Dilekçeler aşaması tamamlanmakla, mahkememizin ön inceleme duruşmasında dava şartları ve ilk itirazlar incelenmiş, tarafların sulh olma imkanının bulunmadığının tespiti ile uyuşmazlık noktaları belirlenerek tahkikat aşamasına geçilip, deliller toplanmıştır.
Davalı —-vekili tarafından sunulan dilekçesinde özetle: vekalet ücreti ve yargılama gideri hususunda hiçbir taleplerinin olmadığını beyan ettiğine ilişkin dilekçesini sunmuştur.Davalı —– vekili tarafından sunulan dilekçesinde özetle: davacıların maddi tazminat talebinden feragat etmesi halinde vekalet ücreti ve yargılama gideri hususunda hiçbir taleplerinin olmadığını, davanın feragat nedeniyle reddine karar verilmesini talep etmiştir.Davacı vekili 23/03/2023 tarihli dilekçesinde özetle: her iki davalı yönünden de davadan feragat ettiğini beyan etmiştir.

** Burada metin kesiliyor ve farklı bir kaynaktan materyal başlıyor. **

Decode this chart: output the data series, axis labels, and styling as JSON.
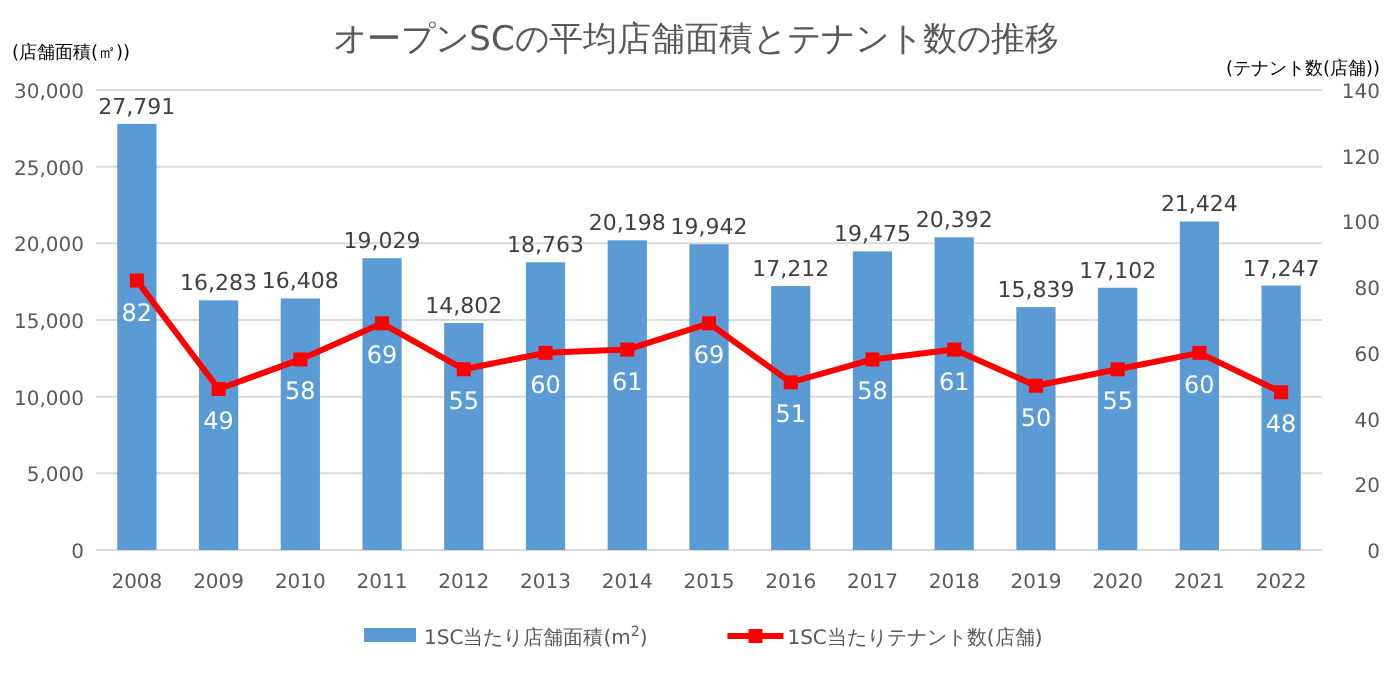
{
  "chart_data": {
    "type": "bar",
    "title": "オープンSCの平均店舗面積とテナント数の推移",
    "ylabel": "(店舗面積(㎡))",
    "y2label": "(テナント数(店舗))",
    "categories": [
      "2008",
      "2009",
      "2010",
      "2011",
      "2012",
      "2013",
      "2014",
      "2015",
      "2016",
      "2017",
      "2018",
      "2019",
      "2020",
      "2021",
      "2022"
    ],
    "series": [
      {
        "name": "1SC当たり店舗面積(m$^{2}$)",
        "color": "#5b9bd5",
        "values": [
          27791,
          16283,
          16408,
          19029,
          14802,
          18763,
          20198,
          19942,
          17212,
          19475,
          20392,
          15839,
          17102,
          21424,
          17247
        ],
        "value_labels": [
          "27,791",
          "16,283",
          "16,408",
          "19,029",
          "14,802",
          "18,763",
          "20,198",
          "19,942",
          "17,212",
          "19,475",
          "20,392",
          "15,839",
          "17,102",
          "21,424",
          "17,247"
        ]
      },
      {
        "name": "1SC当たりテナント数(店舗)",
        "type": "line",
        "axis": "y2",
        "color": "#ff0000",
        "marker": "square",
        "values": [
          82,
          49,
          58,
          69,
          55,
          60,
          61,
          69,
          51,
          58,
          61,
          50,
          55,
          60,
          48
        ]
      }
    ],
    "ylim": [
      0,
      30000
    ],
    "yticks": [
      {
        "value": 0,
        "label": "0"
      },
      {
        "value": 5000,
        "label": "5,000"
      },
      {
        "value": 10000,
        "label": "10,000"
      },
      {
        "value": 15000,
        "label": "15,000"
      },
      {
        "value": 20000,
        "label": "20,000"
      },
      {
        "value": 25000,
        "label": "25,000"
      },
      {
        "value": 30000,
        "label": "30,000"
      }
    ],
    "y2lim": [
      0,
      140
    ],
    "y2ticks": [
      0,
      20,
      40,
      60,
      80,
      100,
      120,
      140
    ],
    "grid": "y",
    "legend": "bottom",
    "data_labels": true
  }
}
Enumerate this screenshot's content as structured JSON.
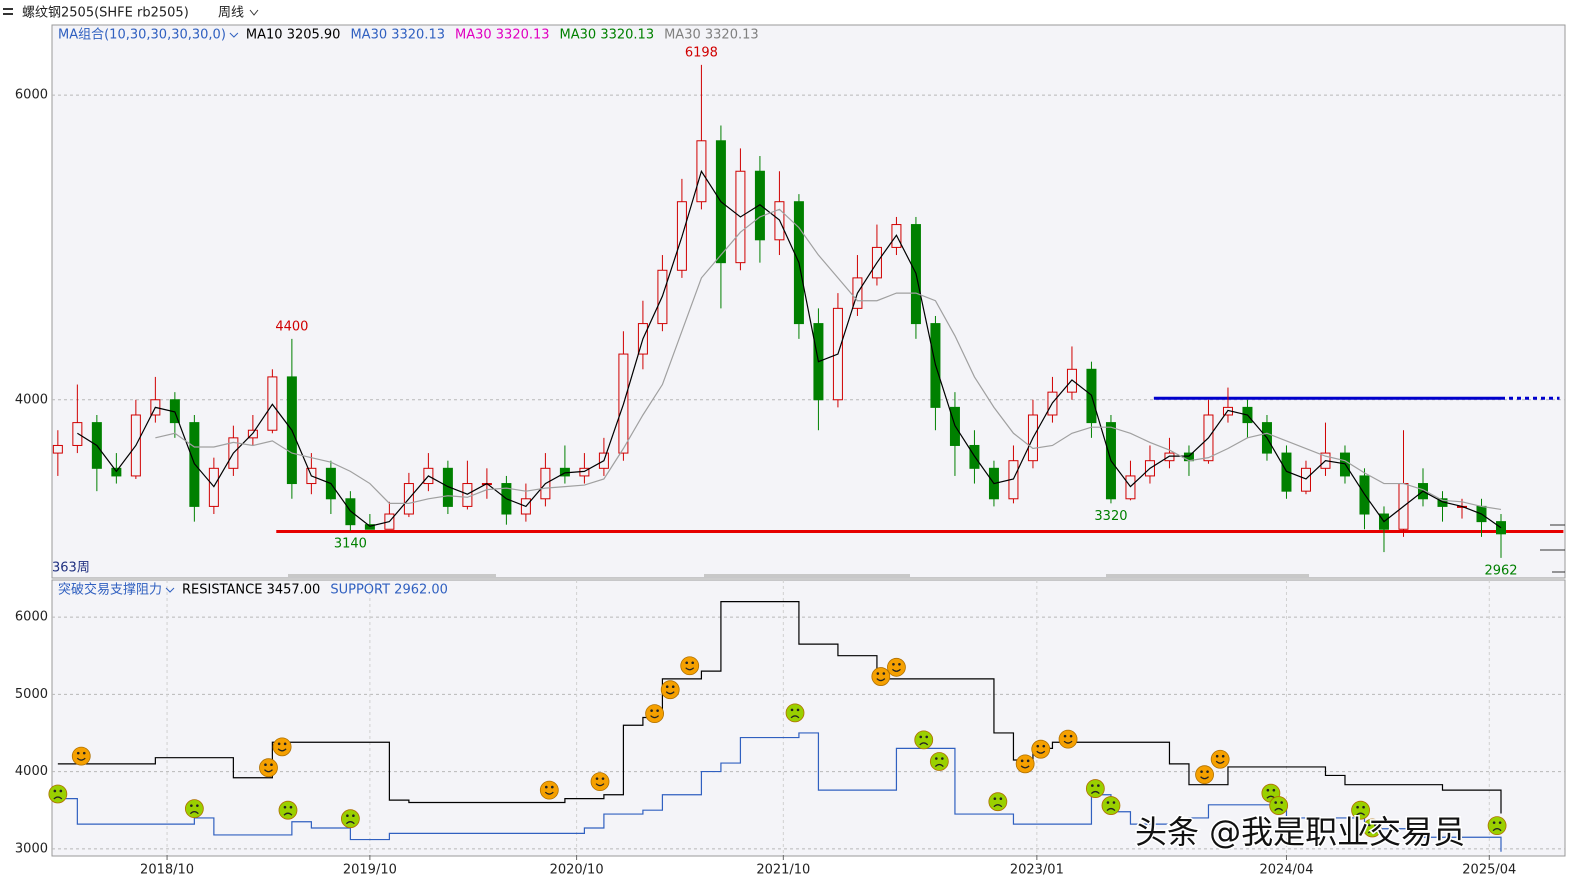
{
  "header": {
    "symbol": "螺纹钢2505(SHFE rb2505)",
    "period": "周线"
  },
  "watermark": "头条 @我是职业交易员",
  "chart_data": [
    {
      "type": "candlestick",
      "legend_title": "MA组合(10,30,30,30,30,0)",
      "legend": [
        {
          "label": "MA10 3205.90",
          "color": "#000000"
        },
        {
          "label": "MA30 3320.13",
          "color": "#3060c0"
        },
        {
          "label": "MA30 3320.13",
          "color": "#e000c0"
        },
        {
          "label": "MA30 3320.13",
          "color": "#008000"
        },
        {
          "label": "MA30 3320.13",
          "color": "#808080"
        }
      ],
      "count_label": "363周",
      "x": [
        0,
        5,
        10,
        15,
        20,
        25,
        30,
        35,
        40,
        45,
        50,
        55,
        60,
        65,
        70,
        75,
        80,
        85,
        90,
        95,
        100,
        105,
        110,
        115,
        120,
        125,
        130,
        135,
        140,
        145,
        150,
        155,
        160,
        165,
        170,
        175,
        180,
        185,
        190,
        195,
        200,
        205,
        210,
        215,
        220,
        225,
        230,
        235,
        240,
        245,
        250,
        255,
        260,
        265,
        270,
        275,
        280,
        285,
        290,
        295,
        300,
        305,
        310,
        315,
        320,
        325,
        330,
        335,
        340,
        345,
        350,
        355,
        360,
        365,
        370
      ],
      "open": [
        3650,
        3700,
        3850,
        3550,
        3500,
        3900,
        4000,
        3850,
        3300,
        3550,
        3750,
        3800,
        4150,
        3450,
        3550,
        3350,
        3180,
        3150,
        3250,
        3450,
        3550,
        3300,
        3450,
        3450,
        3250,
        3350,
        3550,
        3500,
        3550,
        3650,
        4300,
        4500,
        4850,
        5300,
        5700,
        4900,
        5500,
        5050,
        5300,
        4500,
        4000,
        4600,
        4800,
        5000,
        5150,
        4500,
        3950,
        3700,
        3550,
        3350,
        3600,
        3900,
        4050,
        4200,
        3850,
        3350,
        3500,
        3600,
        3650,
        3600,
        3900,
        3950,
        3850,
        3650,
        3400,
        3550,
        3650,
        3500,
        3250,
        3150,
        3450,
        3350,
        3300,
        3300,
        3200
      ],
      "high": [
        3800,
        4100,
        3900,
        3650,
        4000,
        4150,
        4050,
        3900,
        3620,
        3830,
        3900,
        4200,
        4400,
        3650,
        3600,
        3400,
        3250,
        3330,
        3520,
        3650,
        3600,
        3600,
        3550,
        3500,
        3450,
        3650,
        3700,
        3650,
        3750,
        4450,
        4650,
        4950,
        5450,
        6198,
        5800,
        5650,
        5600,
        5500,
        5350,
        4600,
        4700,
        4950,
        5150,
        5200,
        5200,
        4550,
        4050,
        3800,
        3600,
        3700,
        4000,
        4150,
        4350,
        4250,
        3900,
        3600,
        3700,
        3750,
        3700,
        4000,
        4080,
        4000,
        3900,
        3700,
        3600,
        3850,
        3700,
        3550,
        3300,
        3800,
        3550,
        3400,
        3350,
        3350,
        3250
      ],
      "low": [
        3500,
        3650,
        3400,
        3450,
        3480,
        3850,
        3750,
        3200,
        3250,
        3500,
        3700,
        3780,
        3350,
        3380,
        3250,
        3140,
        3150,
        3150,
        3230,
        3400,
        3250,
        3280,
        3350,
        3180,
        3200,
        3300,
        3450,
        3450,
        3500,
        3600,
        4200,
        4450,
        4800,
        5250,
        4600,
        4850,
        4900,
        4950,
        4400,
        3800,
        3950,
        4550,
        4750,
        4950,
        4400,
        3800,
        3500,
        3450,
        3300,
        3320,
        3550,
        3850,
        4000,
        3750,
        3320,
        3340,
        3450,
        3550,
        3500,
        3580,
        3850,
        3750,
        3600,
        3350,
        3380,
        3500,
        3450,
        3150,
        3000,
        3100,
        3300,
        3200,
        3220,
        3100,
        2962
      ],
      "close": [
        3700,
        3850,
        3550,
        3500,
        3900,
        4000,
        3850,
        3300,
        3550,
        3750,
        3800,
        4150,
        3450,
        3550,
        3350,
        3180,
        3150,
        3250,
        3450,
        3550,
        3300,
        3450,
        3450,
        3250,
        3350,
        3550,
        3500,
        3550,
        3650,
        4300,
        4500,
        4850,
        5300,
        5700,
        4900,
        5500,
        5050,
        5300,
        4500,
        4000,
        4600,
        4800,
        5000,
        5150,
        4500,
        3950,
        3700,
        3550,
        3350,
        3600,
        3900,
        4050,
        4200,
        3850,
        3350,
        3500,
        3600,
        3650,
        3600,
        3900,
        3950,
        3850,
        3650,
        3400,
        3550,
        3650,
        3500,
        3250,
        3150,
        3450,
        3350,
        3300,
        3300,
        3200,
        3120
      ],
      "up_color": "#d00000",
      "down_color": "#008000",
      "labeled_highs": [
        12,
        33
      ],
      "labeled_lows": [
        15,
        54,
        74
      ],
      "lines": [
        {
          "color": "#000000",
          "values": [
            null,
            3780,
            3700,
            3530,
            3700,
            3950,
            3920,
            3580,
            3430,
            3650,
            3780,
            3970,
            3800,
            3500,
            3450,
            3270,
            3170,
            3200,
            3350,
            3500,
            3430,
            3380,
            3450,
            3350,
            3300,
            3450,
            3520,
            3530,
            3600,
            3970,
            4400,
            4680,
            5070,
            5500,
            5300,
            5200,
            5280,
            5180,
            4900,
            4250,
            4300,
            4700,
            4900,
            5080,
            4830,
            4230,
            3830,
            3630,
            3450,
            3480,
            3750,
            3980,
            4130,
            4030,
            3600,
            3430,
            3550,
            3630,
            3630,
            3750,
            3930,
            3900,
            3750,
            3530,
            3480,
            3600,
            3580,
            3380,
            3200,
            3300,
            3400,
            3330,
            3300,
            3250,
            3160
          ]
        },
        {
          "color": "#a0a0a0",
          "values": [
            null,
            null,
            null,
            null,
            null,
            3750,
            3780,
            3690,
            3690,
            3720,
            3700,
            3730,
            3650,
            3620,
            3590,
            3530,
            3450,
            3320,
            3320,
            3350,
            3370,
            3360,
            3410,
            3420,
            3400,
            3420,
            3430,
            3440,
            3480,
            3680,
            3900,
            4100,
            4450,
            4800,
            4950,
            5100,
            5200,
            5250,
            5130,
            4950,
            4800,
            4650,
            4650,
            4700,
            4700,
            4650,
            4420,
            4150,
            3950,
            3780,
            3680,
            3700,
            3780,
            3820,
            3820,
            3780,
            3720,
            3670,
            3600,
            3620,
            3680,
            3750,
            3780,
            3730,
            3680,
            3630,
            3600,
            3520,
            3450,
            3450,
            3410,
            3340,
            3330,
            3300,
            3280
          ]
        }
      ],
      "hlines": [
        {
          "value": 3135,
          "color": "#e60000",
          "from": 56,
          "to": 386
        },
        {
          "value": 4010,
          "color": "#0000cc",
          "from": 281,
          "to": 370,
          "dotted_to": 385
        }
      ],
      "xlim": [
        -1.5,
        380
      ],
      "ylim": [
        2830,
        6460
      ],
      "yticks": [
        4000,
        6000
      ],
      "grid": true
    },
    {
      "type": "step",
      "legend_title": "突破交易支撑阻力",
      "legend": [
        {
          "label": "RESISTANCE 3457.00",
          "color": "#000000"
        },
        {
          "label": "SUPPORT 2962.00",
          "color": "#3060c0"
        }
      ],
      "x": [
        0,
        5,
        10,
        15,
        20,
        25,
        30,
        35,
        40,
        45,
        50,
        55,
        60,
        65,
        70,
        75,
        80,
        85,
        90,
        95,
        100,
        105,
        110,
        115,
        120,
        125,
        130,
        135,
        140,
        145,
        150,
        155,
        160,
        165,
        170,
        175,
        180,
        185,
        190,
        195,
        200,
        205,
        210,
        215,
        220,
        225,
        230,
        235,
        240,
        245,
        250,
        255,
        260,
        265,
        270,
        275,
        280,
        285,
        290,
        295,
        300,
        305,
        310,
        315,
        320,
        325,
        330,
        335,
        340,
        345,
        350,
        355,
        360,
        365,
        370
      ],
      "series": [
        {
          "color": "#000000",
          "values": [
            4100,
            4100,
            4100,
            4100,
            4100,
            4180,
            4180,
            4180,
            4180,
            3920,
            3920,
            4380,
            4380,
            4380,
            4380,
            4380,
            4380,
            3630,
            3600,
            3600,
            3600,
            3600,
            3600,
            3600,
            3600,
            3600,
            3650,
            3650,
            3700,
            4600,
            4700,
            5200,
            5200,
            5300,
            6200,
            6200,
            6200,
            6200,
            5650,
            5650,
            5500,
            5500,
            5200,
            5200,
            5200,
            5200,
            5200,
            5200,
            4500,
            4150,
            4300,
            4380,
            4380,
            4380,
            4380,
            4380,
            4380,
            4100,
            3830,
            3830,
            4060,
            4060,
            4060,
            4060,
            4060,
            3950,
            3830,
            3830,
            3830,
            3830,
            3830,
            3760,
            3760,
            3760,
            3457
          ]
        },
        {
          "color": "#3060c0",
          "values": [
            3650,
            3320,
            3320,
            3320,
            3320,
            3320,
            3320,
            3400,
            3180,
            3180,
            3180,
            3180,
            3350,
            3270,
            3270,
            3120,
            3120,
            3200,
            3200,
            3200,
            3200,
            3200,
            3200,
            3200,
            3200,
            3200,
            3200,
            3270,
            3450,
            3450,
            3500,
            3700,
            3700,
            4000,
            4110,
            4440,
            4440,
            4440,
            4500,
            3760,
            3760,
            3760,
            3760,
            4300,
            4300,
            4300,
            3450,
            3450,
            3450,
            3320,
            3320,
            3320,
            3320,
            3700,
            3480,
            3320,
            3320,
            3320,
            3400,
            3570,
            3570,
            3570,
            3570,
            3400,
            3400,
            3400,
            3400,
            3260,
            3260,
            3260,
            3150,
            3150,
            3150,
            3150,
            2962
          ]
        }
      ],
      "up_signals": {
        "color": "#f5a000",
        "x": [
          6,
          54,
          57.5,
          126,
          139,
          153,
          157,
          162,
          211,
          215,
          248,
          252,
          259,
          294,
          298
        ],
        "y": [
          4200,
          4050,
          4320,
          3760,
          3870,
          4750,
          5060,
          5370,
          5230,
          5350,
          4100,
          4290,
          4420,
          3960,
          4160
        ]
      },
      "down_signals": {
        "color": "#9ad000",
        "x": [
          0,
          35,
          59,
          75,
          189,
          222,
          226,
          241,
          266,
          270,
          311,
          313,
          334,
          337,
          369
        ],
        "y": [
          3710,
          3520,
          3500,
          3390,
          4760,
          4410,
          4130,
          3610,
          3780,
          3560,
          3720,
          3560,
          3500,
          3270,
          3300
        ]
      },
      "xlim": [
        -1.5,
        380
      ],
      "ylim": [
        2920,
        6480
      ],
      "yticks": [
        3000,
        4000,
        5000,
        6000
      ],
      "xticks": [
        {
          "value": 28,
          "label": "2018/10"
        },
        {
          "value": 80,
          "label": "2019/10"
        },
        {
          "value": 133,
          "label": "2020/10"
        },
        {
          "value": 186,
          "label": "2021/10"
        },
        {
          "value": 251,
          "label": "2023/01"
        },
        {
          "value": 315,
          "label": "2024/04"
        },
        {
          "value": 367,
          "label": "2025/04"
        }
      ],
      "grid": true
    }
  ]
}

HMK 307.maddesi Feragat’ı düzenlemiş olup, buna göre feragat davacının talep sonucundan kısmen veya tamamen vazgeçmesidir. HMK 309.maddesine göre: Feragat beyanı dilekçe ile veya yargılama sırasında sözlü olarak yapılır.

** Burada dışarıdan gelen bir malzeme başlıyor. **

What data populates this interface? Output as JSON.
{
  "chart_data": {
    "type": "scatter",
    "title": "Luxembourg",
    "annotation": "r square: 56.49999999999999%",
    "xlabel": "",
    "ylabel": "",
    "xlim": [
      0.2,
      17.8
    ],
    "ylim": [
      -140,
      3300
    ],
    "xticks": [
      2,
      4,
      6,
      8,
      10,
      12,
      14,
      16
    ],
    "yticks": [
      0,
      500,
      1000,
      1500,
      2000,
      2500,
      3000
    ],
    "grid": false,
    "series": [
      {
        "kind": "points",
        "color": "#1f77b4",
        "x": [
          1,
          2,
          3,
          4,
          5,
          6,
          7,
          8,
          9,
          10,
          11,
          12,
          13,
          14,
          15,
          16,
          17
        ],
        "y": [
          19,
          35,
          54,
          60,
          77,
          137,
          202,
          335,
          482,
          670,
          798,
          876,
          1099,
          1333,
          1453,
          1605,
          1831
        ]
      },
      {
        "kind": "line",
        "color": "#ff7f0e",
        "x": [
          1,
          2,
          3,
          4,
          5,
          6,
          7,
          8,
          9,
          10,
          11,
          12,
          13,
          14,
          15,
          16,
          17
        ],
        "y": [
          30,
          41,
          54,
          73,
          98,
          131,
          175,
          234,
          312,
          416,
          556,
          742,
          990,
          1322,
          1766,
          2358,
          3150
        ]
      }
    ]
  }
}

Tüm dosya kapsamından, davacı vekili açılan davadan feragat ettiğini belirttiği, davacı vekilinin vekaletnamesinde davadan feragat etme yetkisinin olduğu anlaşılmakla, davayı sona erdiren taraf işlemleri olduğundan davanın feragat nedeniyle reddine ilişkin aşağıdaki şekilde hüküm kurulmuştur.

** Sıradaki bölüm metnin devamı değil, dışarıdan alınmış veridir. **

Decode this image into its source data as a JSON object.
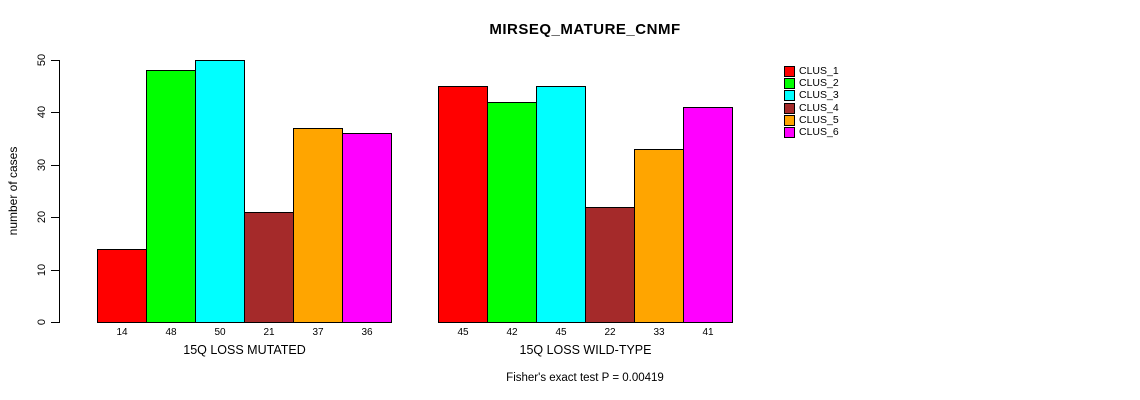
{
  "title": "MIRSEQ_MATURE_CNMF",
  "footer": "Fisher's exact test P = 0.00419",
  "chart_data": {
    "type": "bar",
    "title": "MIRSEQ_MATURE_CNMF",
    "xlabel": "",
    "ylabel": "number of cases",
    "ylim": [
      0,
      50
    ],
    "yticks": [
      0,
      10,
      20,
      30,
      40,
      50
    ],
    "grid": false,
    "legend_position": "right",
    "series": [
      {
        "name": "CLUS_1",
        "color": "#FF0000"
      },
      {
        "name": "CLUS_2",
        "color": "#00FF00"
      },
      {
        "name": "CLUS_3",
        "color": "#00FFFF"
      },
      {
        "name": "CLUS_4",
        "color": "#A52A2A"
      },
      {
        "name": "CLUS_5",
        "color": "#FFA500"
      },
      {
        "name": "CLUS_6",
        "color": "#FF00FF"
      }
    ],
    "groups": [
      {
        "label": "15Q LOSS MUTATED",
        "values": [
          14,
          48,
          50,
          21,
          37,
          36
        ]
      },
      {
        "label": "15Q LOSS WILD-TYPE",
        "values": [
          45,
          42,
          45,
          22,
          33,
          41
        ]
      }
    ],
    "annotation": "Fisher's exact test P = 0.00419"
  }
}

H Ü K Ü M: Gerekçesi yukarıda açıklandığı üzere;
1-Davanın FERAGAT NEDENİYLE REDDİNE,
2-Harç alınmış olmakla, yeniden alınmasına yer olmadığına,
3-Davacı tarafından yapılan yargılama giderinin üzerinde bırakılmasına,
4-Taraf vekillerinin yargılama gideri ve vekalet ücreti taleplerinin bulunmadığından bu konuda karar verilmesine yer olmadığına,
5-7155 sayılı Kanun ile 6325 sayılı Hukuk Uyuşmazlıklarında Arabuluculuk Kanunu’na eklenen 18/A maddesinin 13.fıkrası ve yürürlükte bulunan Arabuluculuk Ücret Tarifesi uyarınca Hazine tarafından karşılanan 1.320,00 TL arabuluculuk ücretinin davalı —- tahsili ile hazine adına irad kaydına,
6-Dosyaya yatırılan ve sarf edilmeyen gider avansının karar kesinleştiğinde yatıran tarafa iadesine, Dair, davacı vekilinin ve davalı vekilinin yokluğunda HMK 345.maddesi hükmü uyarınca kararın tebliğinden itibaren 2 haftalık süre içinde istinaf yolu açık olmak üzere dosya üzerinde yapılan inceleme neticesinde karar verildi.